秋荻單膝跪地,雙手結印,太極圖在他身前緩緩旋轉:"主上,屬下來遲。此刻陰陽交彙,正是破陣之時,請您務必守住元神。"
相柳的九雙妖瞳同時泛起幽光,千言萬語最終隻化作一聲低沉的回應:"好。"
混沌金蓮在秋荻掌中綻放出璀璨光華,蓮瓣片片舒展,将相柳的元神輕柔包裹。甘木果實懸于東方散發勃勃生機,弱水化作湛藍匹練環繞北方,太陰真火在南方熊熊燃燒,女娲石鎮守西方流轉七彩霞光。四大神器各據方位,開始逆時針緩緩旋轉,每轉一圈,相柳的元神便凝實一分。
陣法之外,天地驟變。
原本幽暗的夜空被刺目的閃電撕開,雷聲轟鳴如天怒。烏雲翻滾間,隐約可見天兵天将的身影。一道水桶粗的紫色天雷轟然劈下,卻被太極圖形成的陰陽結界堪堪擋住。
"天劫已至!"秋荻厲聲喝道,"諸位務必守住陣位!"
小夭立于兌位,雙手結印,周身靈力如潮水般湧向陣心。她隆起的腹部傳來陣陣抽痛,卻咬緊牙關不肯退後半步。塗山璟守在巽位,九條狐尾盡數展開,照妖鏡高懸頭頂,将襲來的第二道天雷折射開去。鬼方氏精銳分列艮震二方,結成的血色屏障在雷光中明滅不定。
第三道天雷夾雜着焚天紫火直劈而下,整個幽都山都在震顫。相柳的元神在混沌金蓮中劇烈波動,九首同時發出痛苦的嘶吼。小夭見狀,毫不猶豫劃破手腕,蘊含着相柳和猰貐的鮮血化作血霧融入陣中。
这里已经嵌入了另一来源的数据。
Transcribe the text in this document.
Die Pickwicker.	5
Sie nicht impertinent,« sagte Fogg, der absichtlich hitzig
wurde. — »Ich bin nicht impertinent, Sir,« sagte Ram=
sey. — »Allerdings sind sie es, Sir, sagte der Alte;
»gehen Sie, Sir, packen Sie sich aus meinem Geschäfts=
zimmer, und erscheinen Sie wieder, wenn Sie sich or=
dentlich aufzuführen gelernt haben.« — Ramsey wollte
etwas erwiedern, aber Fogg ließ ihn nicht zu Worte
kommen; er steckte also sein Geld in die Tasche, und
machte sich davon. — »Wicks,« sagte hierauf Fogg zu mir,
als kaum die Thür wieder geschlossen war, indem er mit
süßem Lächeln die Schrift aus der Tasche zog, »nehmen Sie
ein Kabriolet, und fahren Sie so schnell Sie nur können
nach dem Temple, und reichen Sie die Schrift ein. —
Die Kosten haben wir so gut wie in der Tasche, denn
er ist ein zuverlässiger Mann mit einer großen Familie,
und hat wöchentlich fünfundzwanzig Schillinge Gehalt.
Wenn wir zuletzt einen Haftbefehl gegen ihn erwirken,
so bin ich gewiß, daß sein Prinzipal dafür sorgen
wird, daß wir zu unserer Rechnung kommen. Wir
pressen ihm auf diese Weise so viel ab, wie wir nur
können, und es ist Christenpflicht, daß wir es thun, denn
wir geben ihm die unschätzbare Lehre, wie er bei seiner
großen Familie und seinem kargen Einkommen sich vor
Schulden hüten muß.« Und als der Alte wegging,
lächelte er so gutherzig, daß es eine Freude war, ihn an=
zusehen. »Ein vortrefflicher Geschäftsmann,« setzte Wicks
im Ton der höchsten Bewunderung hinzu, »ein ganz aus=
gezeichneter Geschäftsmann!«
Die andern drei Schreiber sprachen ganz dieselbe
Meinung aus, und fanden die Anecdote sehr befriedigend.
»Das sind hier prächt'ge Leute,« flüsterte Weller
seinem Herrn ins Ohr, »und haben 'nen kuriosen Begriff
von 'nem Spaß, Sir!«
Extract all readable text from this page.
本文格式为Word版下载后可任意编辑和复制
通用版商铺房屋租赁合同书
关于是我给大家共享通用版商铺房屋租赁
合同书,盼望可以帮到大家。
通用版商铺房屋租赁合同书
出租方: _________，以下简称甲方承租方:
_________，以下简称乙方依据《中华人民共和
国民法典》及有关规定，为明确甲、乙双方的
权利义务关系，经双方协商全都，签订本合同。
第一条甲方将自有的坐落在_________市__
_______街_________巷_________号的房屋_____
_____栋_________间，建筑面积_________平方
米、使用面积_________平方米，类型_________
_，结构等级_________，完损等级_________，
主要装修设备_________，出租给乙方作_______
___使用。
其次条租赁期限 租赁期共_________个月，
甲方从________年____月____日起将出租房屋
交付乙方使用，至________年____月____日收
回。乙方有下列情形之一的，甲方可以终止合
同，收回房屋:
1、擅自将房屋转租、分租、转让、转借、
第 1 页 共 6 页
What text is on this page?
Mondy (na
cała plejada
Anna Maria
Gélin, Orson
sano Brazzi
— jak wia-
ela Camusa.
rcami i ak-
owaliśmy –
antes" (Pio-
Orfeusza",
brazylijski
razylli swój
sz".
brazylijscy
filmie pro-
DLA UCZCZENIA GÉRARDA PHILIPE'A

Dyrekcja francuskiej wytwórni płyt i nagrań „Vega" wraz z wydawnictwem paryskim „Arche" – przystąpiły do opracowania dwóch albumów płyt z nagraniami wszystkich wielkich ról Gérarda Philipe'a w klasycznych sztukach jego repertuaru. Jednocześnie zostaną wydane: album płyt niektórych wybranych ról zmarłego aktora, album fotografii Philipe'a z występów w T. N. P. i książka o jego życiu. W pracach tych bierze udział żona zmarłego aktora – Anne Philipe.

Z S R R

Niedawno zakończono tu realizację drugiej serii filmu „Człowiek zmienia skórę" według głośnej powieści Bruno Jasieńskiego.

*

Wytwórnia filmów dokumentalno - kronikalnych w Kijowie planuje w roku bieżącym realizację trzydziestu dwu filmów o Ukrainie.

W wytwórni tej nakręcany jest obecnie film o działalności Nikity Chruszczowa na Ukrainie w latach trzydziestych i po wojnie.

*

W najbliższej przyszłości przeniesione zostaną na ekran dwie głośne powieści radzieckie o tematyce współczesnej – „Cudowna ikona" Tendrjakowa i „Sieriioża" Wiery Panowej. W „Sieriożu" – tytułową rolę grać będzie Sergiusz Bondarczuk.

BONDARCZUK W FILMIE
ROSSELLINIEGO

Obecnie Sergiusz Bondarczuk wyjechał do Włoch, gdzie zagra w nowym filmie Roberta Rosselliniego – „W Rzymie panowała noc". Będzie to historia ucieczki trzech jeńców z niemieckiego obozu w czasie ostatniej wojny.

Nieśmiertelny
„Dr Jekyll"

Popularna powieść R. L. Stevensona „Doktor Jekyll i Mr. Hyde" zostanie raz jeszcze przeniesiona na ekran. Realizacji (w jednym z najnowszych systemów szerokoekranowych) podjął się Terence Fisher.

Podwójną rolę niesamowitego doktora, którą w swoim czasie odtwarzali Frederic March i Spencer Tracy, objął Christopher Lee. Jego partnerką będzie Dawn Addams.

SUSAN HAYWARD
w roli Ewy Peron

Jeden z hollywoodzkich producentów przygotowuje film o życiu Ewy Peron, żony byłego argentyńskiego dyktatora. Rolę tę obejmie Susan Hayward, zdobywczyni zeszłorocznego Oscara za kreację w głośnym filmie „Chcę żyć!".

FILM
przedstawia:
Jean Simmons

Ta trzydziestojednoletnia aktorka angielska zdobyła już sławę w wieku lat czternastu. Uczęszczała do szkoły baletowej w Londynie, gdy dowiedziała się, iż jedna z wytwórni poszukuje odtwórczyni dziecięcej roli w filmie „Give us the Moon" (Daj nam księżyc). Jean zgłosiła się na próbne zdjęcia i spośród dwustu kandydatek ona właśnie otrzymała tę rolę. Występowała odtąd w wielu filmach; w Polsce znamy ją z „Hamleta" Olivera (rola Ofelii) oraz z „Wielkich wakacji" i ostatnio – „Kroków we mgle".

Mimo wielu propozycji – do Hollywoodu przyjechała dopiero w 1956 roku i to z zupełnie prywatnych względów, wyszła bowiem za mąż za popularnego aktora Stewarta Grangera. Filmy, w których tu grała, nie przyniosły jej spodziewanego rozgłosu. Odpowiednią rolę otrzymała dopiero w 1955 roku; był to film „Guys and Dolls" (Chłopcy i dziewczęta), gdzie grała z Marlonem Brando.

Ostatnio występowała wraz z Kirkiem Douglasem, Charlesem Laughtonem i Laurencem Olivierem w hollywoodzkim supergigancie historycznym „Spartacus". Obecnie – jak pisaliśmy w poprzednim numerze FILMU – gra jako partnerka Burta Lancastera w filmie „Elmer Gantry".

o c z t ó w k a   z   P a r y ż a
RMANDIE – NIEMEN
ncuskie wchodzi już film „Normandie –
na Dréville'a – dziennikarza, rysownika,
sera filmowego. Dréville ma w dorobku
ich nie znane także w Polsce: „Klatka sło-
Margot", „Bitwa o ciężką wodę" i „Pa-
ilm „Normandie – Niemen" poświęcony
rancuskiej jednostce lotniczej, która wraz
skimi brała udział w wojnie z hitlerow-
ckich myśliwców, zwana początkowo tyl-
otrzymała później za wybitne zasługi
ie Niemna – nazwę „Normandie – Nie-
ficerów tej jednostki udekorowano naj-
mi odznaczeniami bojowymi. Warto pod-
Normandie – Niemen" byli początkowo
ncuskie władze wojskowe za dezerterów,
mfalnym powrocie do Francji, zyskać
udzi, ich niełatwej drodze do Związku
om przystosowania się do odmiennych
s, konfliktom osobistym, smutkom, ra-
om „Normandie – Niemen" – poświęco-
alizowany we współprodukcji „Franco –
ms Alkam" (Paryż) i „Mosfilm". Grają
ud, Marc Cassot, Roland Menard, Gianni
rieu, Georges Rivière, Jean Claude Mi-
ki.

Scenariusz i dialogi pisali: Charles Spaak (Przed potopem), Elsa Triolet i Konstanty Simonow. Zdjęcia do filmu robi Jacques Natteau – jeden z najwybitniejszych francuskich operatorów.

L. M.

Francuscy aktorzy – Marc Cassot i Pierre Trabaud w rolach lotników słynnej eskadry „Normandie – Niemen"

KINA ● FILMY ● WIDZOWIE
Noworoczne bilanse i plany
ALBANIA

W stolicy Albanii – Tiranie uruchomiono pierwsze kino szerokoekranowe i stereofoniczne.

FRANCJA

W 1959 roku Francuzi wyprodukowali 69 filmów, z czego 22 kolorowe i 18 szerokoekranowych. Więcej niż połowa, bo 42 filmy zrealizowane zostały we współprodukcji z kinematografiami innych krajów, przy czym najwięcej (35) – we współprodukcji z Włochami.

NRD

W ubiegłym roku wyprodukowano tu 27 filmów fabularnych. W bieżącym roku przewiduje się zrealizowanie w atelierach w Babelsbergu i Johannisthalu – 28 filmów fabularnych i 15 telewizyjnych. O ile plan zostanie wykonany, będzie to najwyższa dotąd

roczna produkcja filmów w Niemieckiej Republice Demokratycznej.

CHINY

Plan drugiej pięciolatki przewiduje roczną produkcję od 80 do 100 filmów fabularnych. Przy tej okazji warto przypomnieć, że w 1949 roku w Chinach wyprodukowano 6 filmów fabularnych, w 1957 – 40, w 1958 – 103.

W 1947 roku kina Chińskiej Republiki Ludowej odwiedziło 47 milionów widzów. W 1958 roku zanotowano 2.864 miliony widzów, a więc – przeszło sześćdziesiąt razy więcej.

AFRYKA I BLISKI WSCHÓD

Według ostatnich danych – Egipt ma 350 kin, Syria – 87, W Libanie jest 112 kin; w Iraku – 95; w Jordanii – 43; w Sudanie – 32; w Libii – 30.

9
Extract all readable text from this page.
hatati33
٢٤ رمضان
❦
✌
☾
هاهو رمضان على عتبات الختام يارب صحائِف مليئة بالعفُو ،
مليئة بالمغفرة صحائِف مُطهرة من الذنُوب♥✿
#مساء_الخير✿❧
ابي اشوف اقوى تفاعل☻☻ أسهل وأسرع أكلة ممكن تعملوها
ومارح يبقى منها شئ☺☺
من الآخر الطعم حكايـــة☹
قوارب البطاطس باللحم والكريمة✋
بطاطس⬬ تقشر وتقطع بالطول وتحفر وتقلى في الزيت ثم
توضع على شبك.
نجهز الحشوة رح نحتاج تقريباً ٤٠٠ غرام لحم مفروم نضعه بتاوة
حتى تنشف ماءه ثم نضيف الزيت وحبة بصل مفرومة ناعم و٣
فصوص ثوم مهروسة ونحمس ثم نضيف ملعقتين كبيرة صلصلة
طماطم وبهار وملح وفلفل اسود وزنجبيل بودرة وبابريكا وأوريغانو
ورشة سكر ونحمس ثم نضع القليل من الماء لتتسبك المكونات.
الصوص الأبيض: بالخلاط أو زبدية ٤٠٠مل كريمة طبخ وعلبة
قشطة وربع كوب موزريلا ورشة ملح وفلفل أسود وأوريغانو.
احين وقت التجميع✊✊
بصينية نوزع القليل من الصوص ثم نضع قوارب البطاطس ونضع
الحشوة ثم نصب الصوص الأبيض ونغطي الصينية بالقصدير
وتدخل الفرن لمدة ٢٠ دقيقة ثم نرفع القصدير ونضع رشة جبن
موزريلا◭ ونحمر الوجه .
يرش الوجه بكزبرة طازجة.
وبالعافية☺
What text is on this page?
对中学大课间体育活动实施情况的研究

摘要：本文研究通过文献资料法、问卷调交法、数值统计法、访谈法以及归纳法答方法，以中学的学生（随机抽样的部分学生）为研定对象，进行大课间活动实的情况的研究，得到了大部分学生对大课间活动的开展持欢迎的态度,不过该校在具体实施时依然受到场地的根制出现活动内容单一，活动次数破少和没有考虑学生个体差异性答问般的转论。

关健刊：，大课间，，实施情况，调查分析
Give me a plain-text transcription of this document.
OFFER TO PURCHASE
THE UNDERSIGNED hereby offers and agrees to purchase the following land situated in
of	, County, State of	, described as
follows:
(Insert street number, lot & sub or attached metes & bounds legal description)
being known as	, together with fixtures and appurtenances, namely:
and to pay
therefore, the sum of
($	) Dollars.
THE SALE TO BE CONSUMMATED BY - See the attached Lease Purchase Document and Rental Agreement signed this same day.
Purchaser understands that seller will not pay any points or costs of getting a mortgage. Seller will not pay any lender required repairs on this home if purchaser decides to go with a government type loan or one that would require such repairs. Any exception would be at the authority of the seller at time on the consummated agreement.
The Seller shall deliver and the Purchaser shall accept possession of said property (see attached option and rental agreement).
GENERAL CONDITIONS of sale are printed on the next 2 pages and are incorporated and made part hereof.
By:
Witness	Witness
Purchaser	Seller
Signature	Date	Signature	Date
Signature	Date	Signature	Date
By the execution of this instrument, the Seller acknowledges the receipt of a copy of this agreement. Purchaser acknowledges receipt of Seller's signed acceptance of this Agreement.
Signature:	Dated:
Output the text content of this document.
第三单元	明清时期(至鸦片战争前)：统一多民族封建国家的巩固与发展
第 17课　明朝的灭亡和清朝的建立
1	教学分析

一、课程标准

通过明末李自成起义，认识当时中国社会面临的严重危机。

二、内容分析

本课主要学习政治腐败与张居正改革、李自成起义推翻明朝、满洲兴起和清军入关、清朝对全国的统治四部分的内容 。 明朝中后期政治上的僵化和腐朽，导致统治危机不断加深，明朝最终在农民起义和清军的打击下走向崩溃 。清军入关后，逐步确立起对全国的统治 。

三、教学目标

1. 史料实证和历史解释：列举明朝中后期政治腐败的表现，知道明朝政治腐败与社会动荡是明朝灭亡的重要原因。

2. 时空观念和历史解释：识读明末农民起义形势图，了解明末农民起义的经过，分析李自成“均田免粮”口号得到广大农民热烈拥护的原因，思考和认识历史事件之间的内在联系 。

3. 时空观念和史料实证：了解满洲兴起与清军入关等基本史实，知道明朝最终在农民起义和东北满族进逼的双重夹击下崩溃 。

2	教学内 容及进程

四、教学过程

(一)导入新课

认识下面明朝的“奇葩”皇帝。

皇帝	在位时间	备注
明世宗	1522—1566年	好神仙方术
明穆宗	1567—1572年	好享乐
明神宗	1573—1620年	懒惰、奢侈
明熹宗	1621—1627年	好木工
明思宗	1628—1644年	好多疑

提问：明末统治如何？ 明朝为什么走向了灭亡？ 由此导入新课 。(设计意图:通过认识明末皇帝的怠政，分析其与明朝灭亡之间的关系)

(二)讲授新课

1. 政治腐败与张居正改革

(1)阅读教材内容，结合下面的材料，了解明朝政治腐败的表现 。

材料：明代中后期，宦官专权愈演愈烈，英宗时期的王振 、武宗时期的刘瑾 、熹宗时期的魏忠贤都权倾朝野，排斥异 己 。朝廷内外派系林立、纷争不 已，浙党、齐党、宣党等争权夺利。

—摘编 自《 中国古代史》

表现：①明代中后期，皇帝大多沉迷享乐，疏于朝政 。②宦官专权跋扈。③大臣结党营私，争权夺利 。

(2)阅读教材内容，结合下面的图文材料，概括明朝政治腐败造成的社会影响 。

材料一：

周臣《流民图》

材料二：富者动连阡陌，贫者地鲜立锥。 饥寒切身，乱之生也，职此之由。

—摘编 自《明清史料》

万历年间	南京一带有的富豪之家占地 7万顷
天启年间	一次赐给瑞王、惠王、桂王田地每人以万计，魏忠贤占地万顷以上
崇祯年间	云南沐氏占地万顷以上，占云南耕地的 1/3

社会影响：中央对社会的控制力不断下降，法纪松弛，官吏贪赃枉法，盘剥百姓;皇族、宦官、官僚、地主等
"相柳!"她聲嘶力竭地呼喊,"你說過要看着我活下去的!"
仿佛回應她的呼喚,相柳的元神突然爆發出耀眼光芒。四大神器旋轉速度驟增,女娲石上的補天紋路逐一亮起。在驚天動地的雷鳴中,一道白衣身影漸漸在陣心凝實——先是修長的手指,然後是如瀑的白發,最後是那張小夭朝思暮想的容顔。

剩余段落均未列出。